Darren: Can I just abstain from this question? Courteously?
The penultimate question is always why see this show at Toby’s, especially now that lots of other theatres have the ability to do it?
Darren: I think it’s a slick production; well directed, well choreographed. It moves very well. It flows nicely. It’s good performances and high energy and dedication from everybody in the cast. It’s true, I think everybody loves doing it. They love coming here and being a part of this show. I think that’s a testament to the love of the craft, to respecting our director, to really wanting to give it your all out of love and respect for the craft, each other, and the director. It’s a very slick production.
Beth: What I think about every Toby’s show…I love this theatre. I think the intimacy of it makes every show done here even more meaningful. You are in the show when you’re sitting in the audience. We’re not far away from you. It’s a very intimate experience. And everything Darren said.
Alright, the clincher question here! We need a “Full Disclosure” from each of you and each of your characters. So one from Mal Beineke and Darren McDonnell, and then one from Alice Beineke and Elizabeth Rayca.
Beth: Oh God…
Darren: Um, Mal’s full disclosure is that at the office he works at? He tends to flirt with a lot of the women that work there.
Beth: You son of a bitch! Oh my God! I have no idea what Alice’s is going to be now.
Darren: Now…my full disclosure?
Beth: See? Now he has no idea either.
Darren: There are just some things I don’t want anybody to know!
Beth: Think of something that’s not that bad!
Darren: They’re not bad, just embarrassing! Oh, Beth— you go. I need to think!
Beth: But I don’t know! This is hard! Okay, okay. Alice’s full disclosure is that occasionally she sneaks cigarettes because she’s so stressed out from life with Mal. But I don’t know what mine is!
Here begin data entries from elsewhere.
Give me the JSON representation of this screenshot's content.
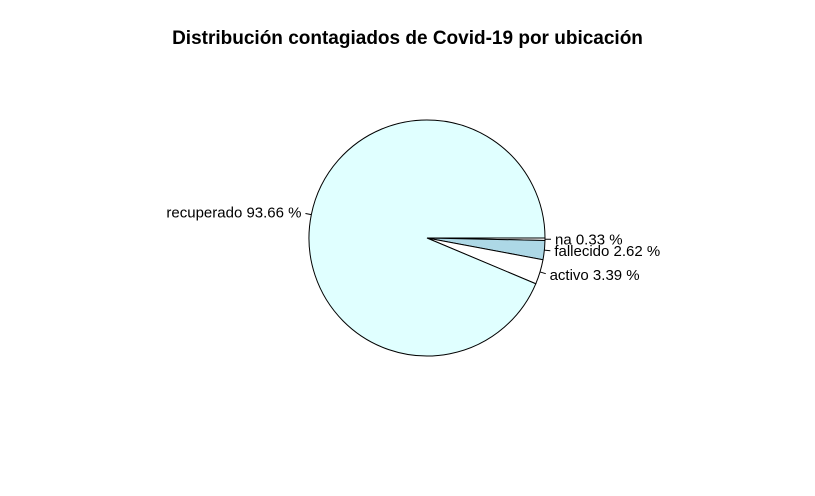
{
  "chart_data": {
    "type": "pie",
    "title": "Distribución contagiados de Covid-19 por ubicación",
    "slices": [
      {
        "label": "na 0.33 %",
        "value": 0.33,
        "color": "#ffffff"
      },
      {
        "label": "fallecido 2.62 %",
        "value": 2.62,
        "color": "#add8e6"
      },
      {
        "label": "activo 3.39 %",
        "value": 3.39,
        "color": "#ffffff"
      },
      {
        "label": "recuperado 93.66 %",
        "value": 93.66,
        "color": "#e0ffff"
      }
    ],
    "start_angle_deg": 0,
    "direction": "clockwise",
    "legend": "none"
  }
}
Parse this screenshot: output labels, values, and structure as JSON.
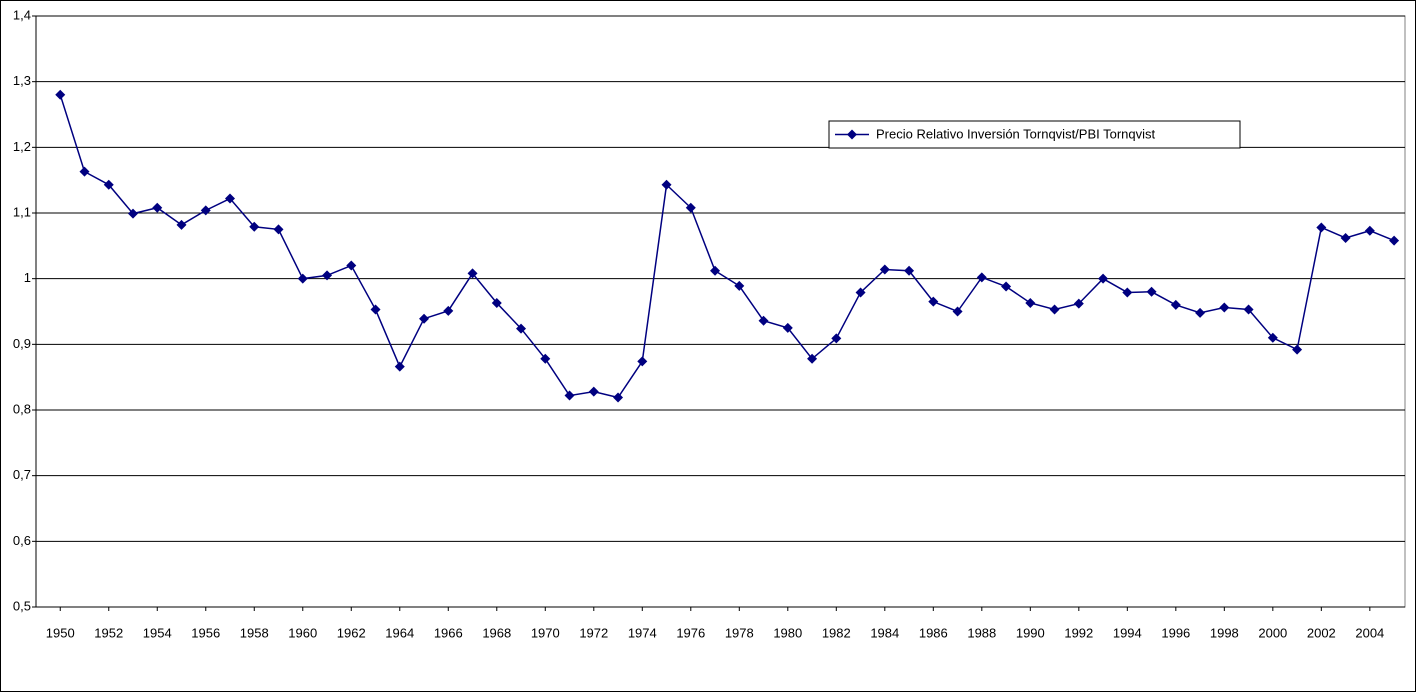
{
  "chart_data": {
    "type": "line",
    "x": [
      1950,
      1951,
      1952,
      1953,
      1954,
      1955,
      1956,
      1957,
      1958,
      1959,
      1960,
      1961,
      1962,
      1963,
      1964,
      1965,
      1966,
      1967,
      1968,
      1969,
      1970,
      1971,
      1972,
      1973,
      1974,
      1975,
      1976,
      1977,
      1978,
      1979,
      1980,
      1981,
      1982,
      1983,
      1984,
      1985,
      1986,
      1987,
      1988,
      1989,
      1990,
      1991,
      1992,
      1993,
      1994,
      1995,
      1996,
      1997,
      1998,
      1999,
      2000,
      2001,
      2002,
      2003,
      2004,
      2005
    ],
    "series": [
      {
        "name": "Precio Relativo Inversión Tornqvist/PBI Tornqvist",
        "color": "#000080",
        "values": [
          1.28,
          1.163,
          1.143,
          1.099,
          1.108,
          1.082,
          1.104,
          1.122,
          1.079,
          1.075,
          1.0,
          1.005,
          1.02,
          0.953,
          0.866,
          0.939,
          0.951,
          1.008,
          0.963,
          0.924,
          0.878,
          0.822,
          0.828,
          0.819,
          0.874,
          1.143,
          1.108,
          1.012,
          0.989,
          0.936,
          0.925,
          0.878,
          0.909,
          0.979,
          1.014,
          1.012,
          0.965,
          0.95,
          1.002,
          0.988,
          0.963,
          0.953,
          0.962,
          1.0,
          0.979,
          0.98,
          0.96,
          0.948,
          0.956,
          0.953,
          0.91,
          0.892,
          1.078,
          1.062,
          1.073,
          1.058
        ]
      }
    ],
    "xlim": [
      1949,
      2005.45
    ],
    "xticks": [
      1950,
      1952,
      1954,
      1956,
      1958,
      1960,
      1962,
      1964,
      1966,
      1968,
      1970,
      1972,
      1974,
      1976,
      1978,
      1980,
      1982,
      1984,
      1986,
      1988,
      1990,
      1992,
      1994,
      1996,
      1998,
      2000,
      2002,
      2004
    ],
    "ylim": [
      0.5,
      1.4
    ],
    "yticks": [
      {
        "value": 0.5,
        "label": "0,5"
      },
      {
        "value": 0.6,
        "label": "0,6"
      },
      {
        "value": 0.7,
        "label": "0,7"
      },
      {
        "value": 0.8,
        "label": "0,8"
      },
      {
        "value": 0.9,
        "label": "0,9"
      },
      1,
      {
        "value": 1.1,
        "label": "1,1"
      },
      {
        "value": 1.2,
        "label": "1,2"
      },
      {
        "value": 1.3,
        "label": "1,3"
      },
      {
        "value": 1.4,
        "label": "1,4"
      }
    ],
    "grid": true
  }
}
Darren: I know what mine is. I secretly still think that Robert Gant and I are meant to be together. Full Disclosure.
Beth: Who is that? Famous movie star?
Darren: Not famous…he was on Queer as Folk, he played the Doctor. I thought I had to— no. Nope. That’s all. Full Disclosure. I’m getting married too, by the way. But I don’t know when.
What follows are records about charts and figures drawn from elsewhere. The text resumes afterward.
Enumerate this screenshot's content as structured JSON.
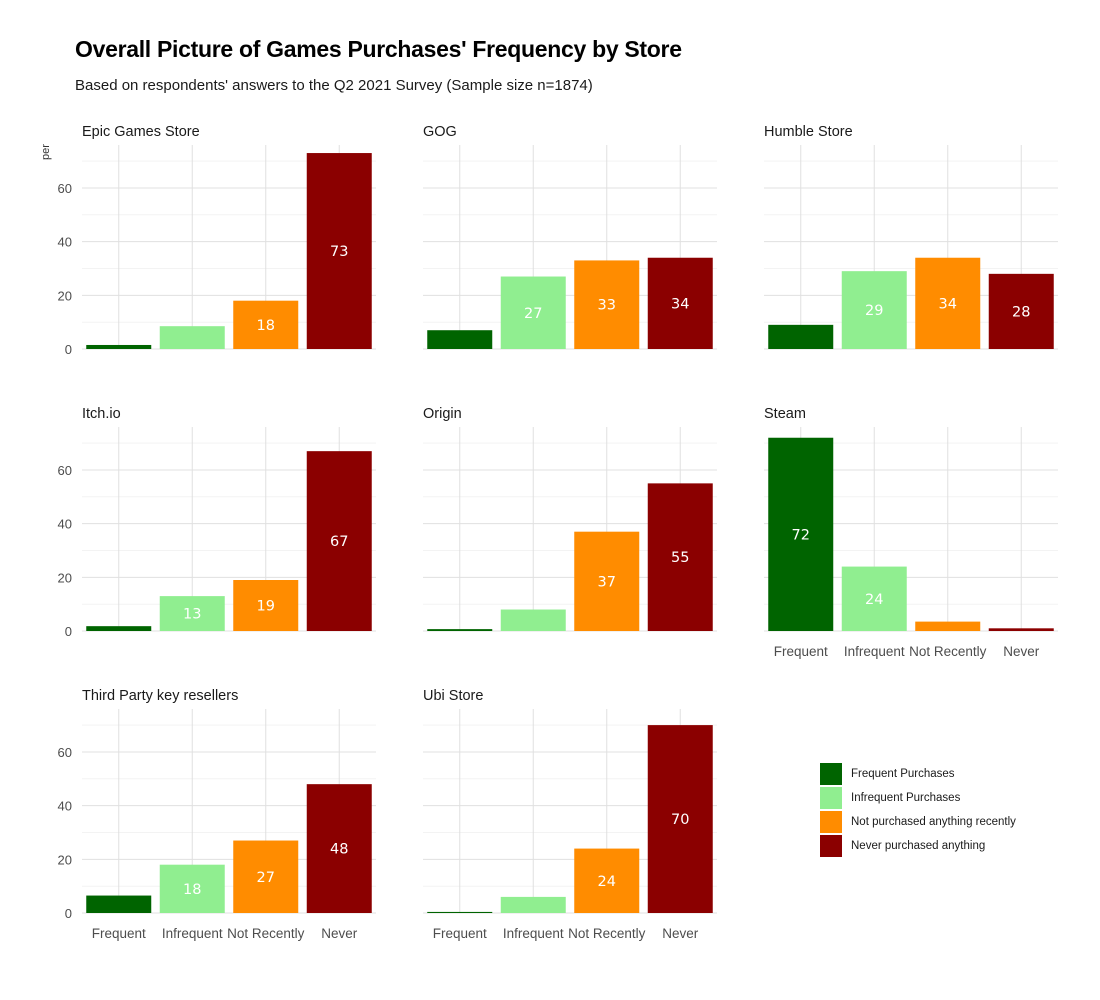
{
  "title": "Overall Picture of Games Purchases' Frequency by Store",
  "subtitle": "Based on respondents' answers to the Q2 2021 Survey (Sample size n=1874)",
  "legend": [
    {
      "label": "Frequent Purchases",
      "color": "#006400"
    },
    {
      "label": "Infrequent Purchases",
      "color": "#90EE90"
    },
    {
      "label": "Not purchased anything recently",
      "color": "#FF8C00"
    },
    {
      "label": "Never purchased anything",
      "color": "#8B0000"
    }
  ],
  "chart_data": {
    "type": "bar",
    "ylabel": "per",
    "xlabel": "",
    "categories": [
      "Frequent",
      "Infrequent",
      "Not Recently",
      "Never"
    ],
    "yticks": [
      0,
      20,
      40,
      60
    ],
    "ylim": [
      0,
      76
    ],
    "grid": true,
    "legend_position": "bottom-right",
    "panels": [
      {
        "title": "Epic Games Store",
        "values": [
          1.5,
          8.5,
          18,
          73
        ],
        "labels": [
          "",
          "",
          "18",
          "73"
        ]
      },
      {
        "title": "GOG",
        "values": [
          7,
          27,
          33,
          34
        ],
        "labels": [
          "",
          "27",
          "33",
          "34"
        ]
      },
      {
        "title": "Humble Store",
        "values": [
          9,
          29,
          34,
          28
        ],
        "labels": [
          "",
          "29",
          "34",
          "28"
        ]
      },
      {
        "title": "Itch.io",
        "values": [
          1.8,
          13,
          19,
          67
        ],
        "labels": [
          "",
          "13",
          "19",
          "67"
        ]
      },
      {
        "title": "Origin",
        "values": [
          0.7,
          8,
          37,
          55
        ],
        "labels": [
          "",
          "",
          "37",
          "55"
        ]
      },
      {
        "title": "Steam",
        "values": [
          72,
          24,
          3.5,
          1
        ],
        "labels": [
          "72",
          "24",
          "",
          ""
        ]
      },
      {
        "title": "Third Party key resellers",
        "values": [
          6.5,
          18,
          27,
          48
        ],
        "labels": [
          "",
          "18",
          "27",
          "48"
        ]
      },
      {
        "title": "Ubi Store",
        "values": [
          0.4,
          6,
          24,
          70
        ],
        "labels": [
          "",
          "",
          "24",
          "70"
        ]
      }
    ]
  }
}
Beth: I still have no idea. I wish I had something easy like yours. I feel like I tell everybody everything already!
Darren: Do you do anything weird around your house?
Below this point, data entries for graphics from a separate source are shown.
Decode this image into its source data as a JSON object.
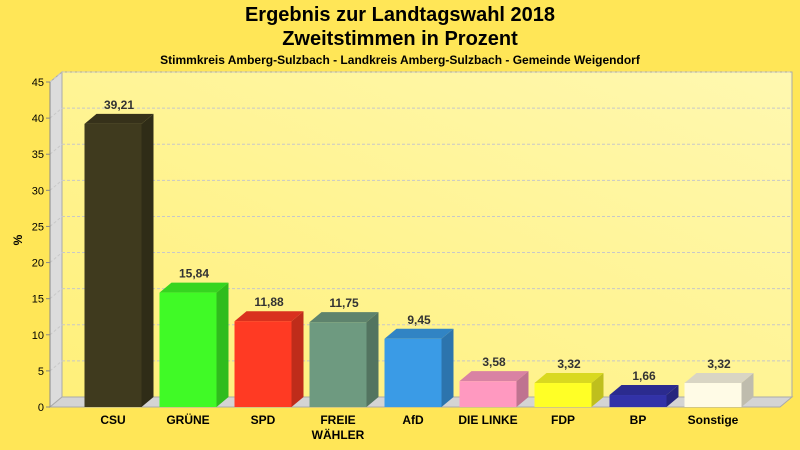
{
  "header": {
    "title": "Ergebnis zur Landtagswahl 2018",
    "subtitle": "Zweitstimmen in Prozent",
    "region": "Stimmkreis Amberg-Sulzbach - Landkreis Amberg-Sulzbach - Gemeinde Weigendorf"
  },
  "chart_data": {
    "type": "bar",
    "title": "Ergebnis zur Landtagswahl 2018",
    "subtitle": "Zweitstimmen in Prozent",
    "xlabel": "",
    "ylabel": "%",
    "ylim": [
      0,
      45
    ],
    "yticks": [
      0,
      5,
      10,
      15,
      20,
      25,
      30,
      35,
      40,
      45
    ],
    "grid": true,
    "categories": [
      "CSU",
      "GRÜNE",
      "SPD",
      "FREIE WÄHLER",
      "AfD",
      "DIE LINKE",
      "FDP",
      "BP",
      "Sonstige"
    ],
    "category_lines": [
      [
        "CSU"
      ],
      [
        "GRÜNE"
      ],
      [
        "SPD"
      ],
      [
        "FREIE",
        "WÄHLER"
      ],
      [
        "AfD"
      ],
      [
        "DIE LINKE"
      ],
      [
        "FDP"
      ],
      [
        "BP"
      ],
      [
        "Sonstige"
      ]
    ],
    "values": [
      39.21,
      15.84,
      11.88,
      11.75,
      9.45,
      3.58,
      3.32,
      1.66,
      3.32
    ],
    "value_labels": [
      "39,21",
      "15,84",
      "11,88",
      "11,75",
      "9,45",
      "3,58",
      "3,32",
      "1,66",
      "3,32"
    ],
    "colors": [
      "#3f3a1e",
      "#40fa26",
      "#ff3a23",
      "#6e9a80",
      "#3a9be6",
      "#ff99c0",
      "#ffff26",
      "#3232a8",
      "#fffbe6"
    ]
  }
}
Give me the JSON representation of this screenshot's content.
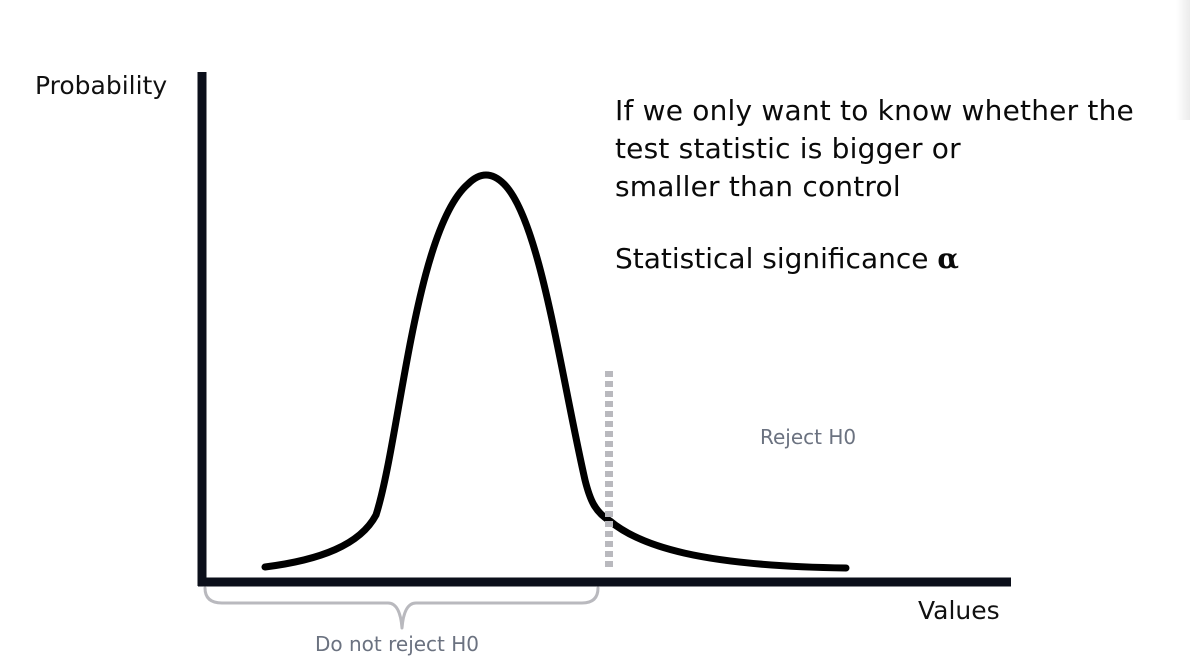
{
  "axes": {
    "y_label": "Probability",
    "x_label": "Values"
  },
  "headline": {
    "lines": [
      "If we only want to know whether the",
      "test statistic is bigger or",
      "smaller than control"
    ]
  },
  "significance": {
    "text": "Statistical significance",
    "symbol": "α"
  },
  "regions": {
    "reject_label": "Reject H0",
    "not_reject_label": "Do not reject H0"
  },
  "colors": {
    "axis": "#0b0f1a",
    "curve": "#000000",
    "threshold": "#b9b9be",
    "bracket": "#b9b9be",
    "region_text": "#6b7280"
  }
}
Darren: I talk to myself all the time.
Beth: Well I do talk to myself sometimes…
Darren: I talk to myself like I’m a character in a TV show talking to the other people in the show. I’m crazy.
Beth: He’s crazier than me…
Darren: I talk to my dogs. Tim, my partner, said to me last night “Who are you talking to?” I was talking to the dogs! I sing to them when I take them on walks.
Beth: You are chock full of crazy and I can’t think of anything! I’m trying to think if I do weird things to my kids or stuff like that. I don’t know! I can’t think of anything. I just do what normal mom’s do.
Darren: Don’t you have any “things you do when you’re home alone?”
Beth: No. I don’t like dance around in my underwear or anything like that. I’m not that comfortable with myself.
Darren: Oh! Oh! You did tell me about that one thing that you did!
Beth: Uh-oh…I think he’s lying. What are you about to disclose on my behalf?
Darren: You told me that one time you and your husband were at the casino—
Beth: No! No! No! That wasn’t me! That was my friend! And that is so not appropriate!!
Darren: Come on, Beth, you’ve got to have something!
Beth: Okay, okay. I’ve got it. I’m still like a little kid when it comes to Disney characters and I get all giggly and excited.
Darren: That’s not a full disclosure, that’s half the cast and crew of this production.
Beth: I know, I know! It’s stupid. But I can’t think of a full disclosure that’s weird. Or even really secretive. I have a boring life. I never did drugs, I never stole anything, I’m just so boring!
Darren: We’re going to be here all night.
Beth: No, no, wait can I just email it to you? I mean I haven’t done anything—
Darren: No! I had to do one here…and I have so many things that I don’t want to get out there.
Beth: Okay!! When I was a kid I used to wear an eye-patch. And not a cool eye-patch like a pirate, but a big ugly one because I’m legally blind in one eye. Full Disclosure.